Katty also leads sessions for teams of executives and business owners, where she facilitates retreats and conversations. In this way, she helps people navigate their way to a healthy perspective on loss. “I’m certainly not a grief counselor or a death doula,” she says, “but I do have a natural way of creating a safe space and putting people at ease so they can open up and be vulnerable with each other. In the west we don’t talk about death and dying much. I want to demystify this. Unfortunately, we will all experience it.”
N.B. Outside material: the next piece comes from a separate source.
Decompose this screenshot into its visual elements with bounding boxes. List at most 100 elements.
These endeavors symbolize Katty’s optimism and belief in the power of people to overcome strife, which is why she subtitled her book “A Journey Through Grief Toward Hope.” She knows anything is possible.

The Butterfly Years is really about the lessons I learned,” she says. “It’s a message of resilience. Most of us don't think we have the strength to move on to the next chapter of life after loss, but then we're tested and realize we have it. It may just take a little while to get there. And that’s okay. We are stronger than we think.”